The system is developed using Python as the core programming language. The frontend is built using HTML, CSS, and JavaScript, and the backend deployment is handled using the Flask framework.

Q5. What type of dataset is used for training and testing?

The dataset consists of 1,000 CT scan chest images distributed across four classes: Adenocarcinoma, Large Cell Carcinoma, Squamous Cell Carcinoma, and Normal. These images are used for both training and evaluating the performance of the model.

Q6. How accurate is the proposed system?

The proposed system achieves high performance, with a training accuracy of 99.67% and a test accuracy of 95.24%. These results indicate strong learning capability and effective generalization to unseen CT scan images.

Q7. What performance metrics are used to evaluate the model?

The model is evaluated using multiple performance metrics, including accuracy, precision, recall, specificity, F1-score, and confusion matrix. These metrics provide a comprehensive assessment of the system’s classification performance.

Q8. Does the system provide any visual analysis or charts?

Yes, the system generates several visualization charts such as dataset class distribution, model accuracy comparison, training versus validation loss curves, and prediction confidence distribution charts to support better analysis and interpretation of results.

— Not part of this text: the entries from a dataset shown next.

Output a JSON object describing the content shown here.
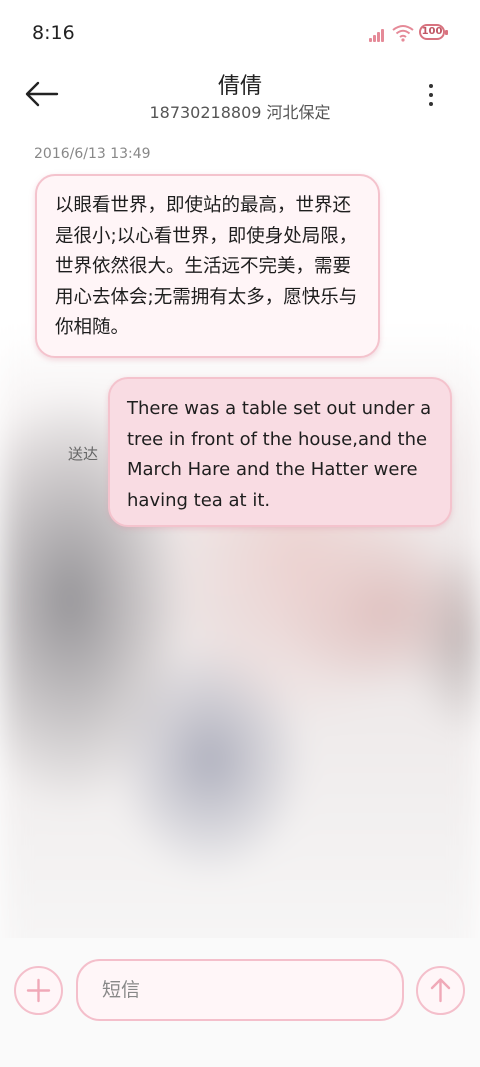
{
  "status_bar": {
    "time": "8:16",
    "battery": "100",
    "icons": [
      "signal-icon",
      "wifi-icon",
      "battery-icon"
    ]
  },
  "header": {
    "contact_name": "倩倩",
    "contact_info": "18730218809 河北保定",
    "back_icon": "arrow-left-icon",
    "menu_icon": "more-vertical-icon"
  },
  "conversation": {
    "timestamp": "2016/6/13 13:49",
    "messages": [
      {
        "direction": "incoming",
        "text": "以眼看世界，即使站的最高，世界还是很小;以心看世界，即使身处局限，世界依然很大。生活远不完美，需要用心去体会;无需拥有太多，愿快乐与你相随。"
      },
      {
        "direction": "outgoing",
        "status": "送达",
        "text": "There was a table set out under a tree in front of the house,and the March Hare and the Hatter were having tea at it."
      }
    ]
  },
  "compose": {
    "placeholder": "短信",
    "add_icon": "plus-icon",
    "send_icon": "arrow-up-icon"
  },
  "colors": {
    "accent": "#f4c3cd",
    "incoming_bubble": "#fff5f7",
    "outgoing_bubble": "#f9dce3",
    "icon_pink": "#f0a9b8"
  }
}
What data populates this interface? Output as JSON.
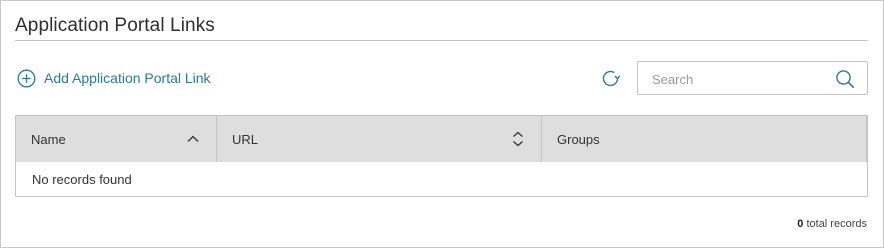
{
  "page": {
    "title": "Application Portal Links"
  },
  "toolbar": {
    "add_label": "Add Application Portal Link",
    "add_icon": "plus-circle-icon",
    "refresh_icon": "refresh-icon"
  },
  "search": {
    "placeholder": "Search",
    "value": "",
    "icon": "search-icon"
  },
  "table": {
    "columns": [
      {
        "label": "Name",
        "sort_icon": "chevron-up-icon"
      },
      {
        "label": "URL",
        "sort_icon": "sort-updown-icon"
      },
      {
        "label": "Groups"
      }
    ],
    "empty_message": "No records found"
  },
  "footer": {
    "count": "0",
    "suffix": " total records"
  },
  "colors": {
    "accent": "#2a7b94",
    "header_bg": "#dedede",
    "border": "#c4c4c4"
  }
}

Q9. Does the project require specialized hardware?

No, the project can be developed and deployed using standard computing hardware. Training may benefit from GPU support, but inference and web deployment can run on typical systems with adequate processing power.

Q10. What makes this project suitable for academic and research use?

The project combines deep learning, medical image analysis, performance evaluation, and web-based deployment in a single framework. Its structured methodology, measurable results, and clear visualization outputs make it well-suited for academic learning, research exploration, and project-based evaluation.